There are a few ways an individual can be charged with SNAP fraud. Committing fraud with SNAP benefits is a serious offense and carries consequences of which many people may not be aware. Looking at the kinds of fraud related to SNAP benefits and the penalties indicates that hiring an experienced lawyer may be the best option for those facing these kinds of charges.
What is SNAP Fraud?
As mentioned above, there are a number of ways people use their SNAP benefits to commit fraud. One popular method is by trafficking their allowed benefits, or selling them for cash. Additionally, fraud is committed by those who lie on their initial application, either to qualify for benefits or to receive more benefits than they should be granted.
Better managing of the Supplemental Nutrition Assistance Program (SNAP) in recent years has reduced the incidences of trafficking, protecting the investments of both taxpayers and the federal government. The goal in this crackdown is to ensure that the families with the greatest need are the ones receiving SNAP benefits, as opposed to those prone to abusing the system. The USDA accomplishes this by monitoring SNAP purchases and seeking out suspicious activity. From there, the USDA initiates undercover investigations, working with other government agencies to uncover individuals committing SNAP fraud.
Individuals aren’t the only ones committing SNAP fraud. Some less reputable retailers, who may have been disqualified from participating in the program, may lie on a new application to become eligible again. These retailers are guilty of abusing the program for their own financial gain and are likely reapplying to commit the same deceptions again.
As of 2012, a review of 15,000 stores and 4,500 criminal investigations resulted in penalties for 1,400 stores. Business owners of these establishments were found to have been committing fraudulent acts, which disqualified them from participating in the program. Many business owners were also fined for engaging in SNAP fraud schemes. In addition to fraud, over 700 stores were fined for allowing SNAP customers to buy unsanctioned items. In 2012 alone, the USDA’s Office of the Inspector General obtained 342 convictions for SNAP violations, sending many defendants to prison for terms of several years each.
The 5 Most Common SNAP Violations
1. Trafficking – This violation carries the stiffest penalties, because of the nature of the fraud. This is a deliberately criminal act in which the individual is selling, or trafficking, their allowed benefits. Penalties include a permanent disqualification and fines up to $100,000 for each violation.
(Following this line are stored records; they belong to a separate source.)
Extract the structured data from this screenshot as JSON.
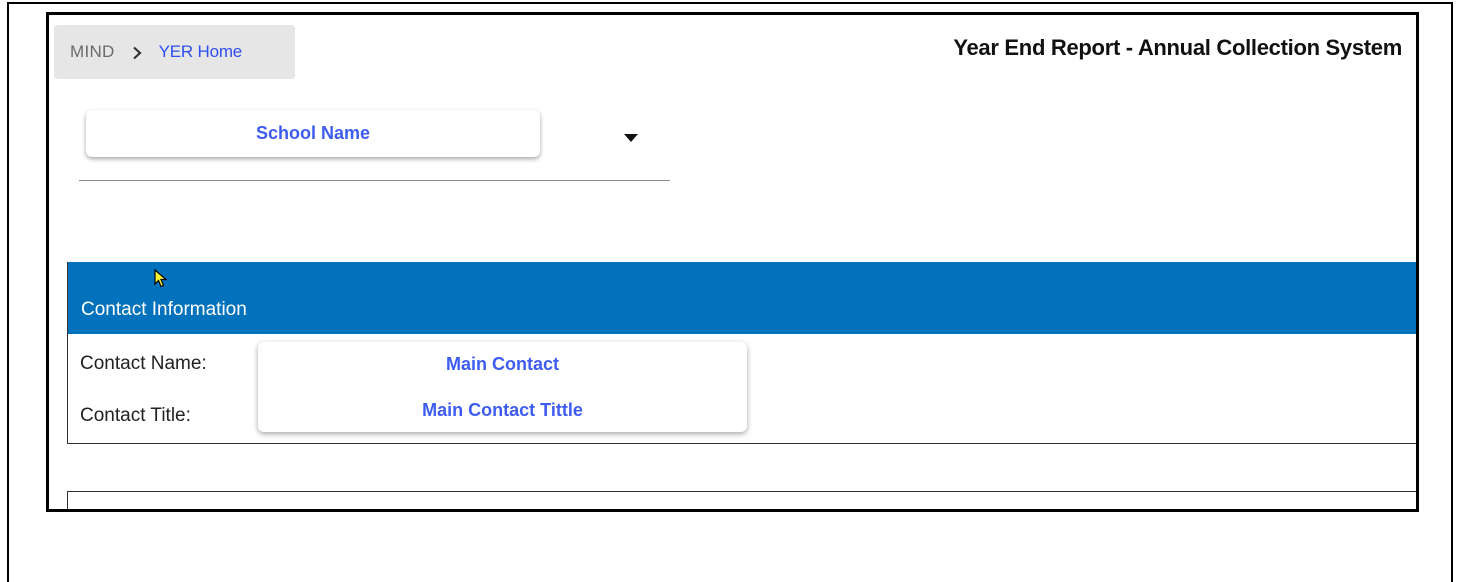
{
  "breadcrumb": {
    "root": "MIND",
    "separator_icon": "chevron-right-icon",
    "current": "YER Home"
  },
  "header": {
    "title": "Year End Report - Annual Collection System"
  },
  "school_select": {
    "value": "School Name",
    "icon": "caret-down-icon"
  },
  "contact_section": {
    "header": "Contact Information",
    "fields": [
      {
        "label": "Contact Name:",
        "value": "Main Contact"
      },
      {
        "label": "Contact Title:",
        "value": "Main Contact Tittle"
      }
    ]
  },
  "colors": {
    "section_header_bg": "#0272bd",
    "link_blue": "#2f4ef0",
    "value_blue": "#3e5cf0",
    "breadcrumb_bg": "#e6e6e6"
  }
}
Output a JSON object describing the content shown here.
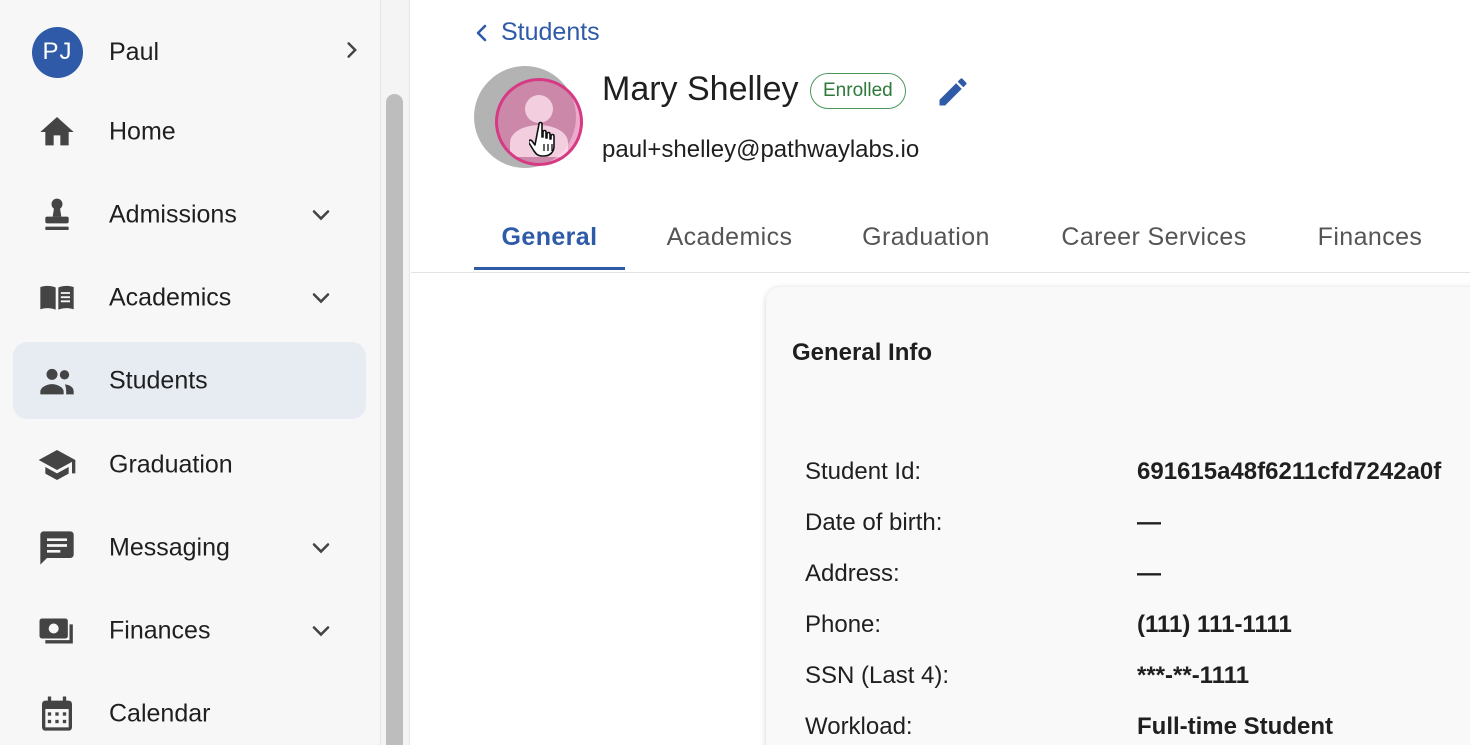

2. Selling Firearms, Weapons, and Controlled Substances – Directed at the seller, this carries an equally stiff penalty. It often also results in the same penalty as trafficking, including the $100,000 fine for each violation. Selling three guns, for example, would result in a $300,000 fine in addition to permanent disqualification.
3. Selling Tobacco Products, Alcohol, and Other Non-Food Items – Committing this violation carries a less severe penalty and offers the court a choice in how the business is penalized. There’s either a 3 to 5 year disqualification from participating in the SNAP program, or a fine, commonly known as a civil money penalty. The fine is considered in cases where the disqualification would pose a hardship for SNAP recipients in the neighborhood.
4. Selling Common Ineligible Items – These purchases include toiletries and paper goods, junk food, and other non-food items. Many places don’t have an automated system for separating eligible and restricted items, leaving it up to the customer and the cashier to ensure proper use of the EBT card. This violation isn’t always intentional, but it still carries penalties, including a 6-month to a 3-year suspension from participating in the program. Again, a civil money penalty can be established in place of the disqualification.
5. Unauthorized Use of the EBT Card – There are a number of ways this is done. Entering the customer’s PIN at the point of sale, storing the EBT card information for future use, or accepting SNAP benefits for an earlier transaction are all restricted actions and committing these acts carry penalties. The EBT card must be present to run any transaction.
While there are some violations that can be committed through happenstance, most fraud is the result of an intentional act. If you have received notification that your SNAP participation has been suspended or revoked, an experienced lawyer may be able to help.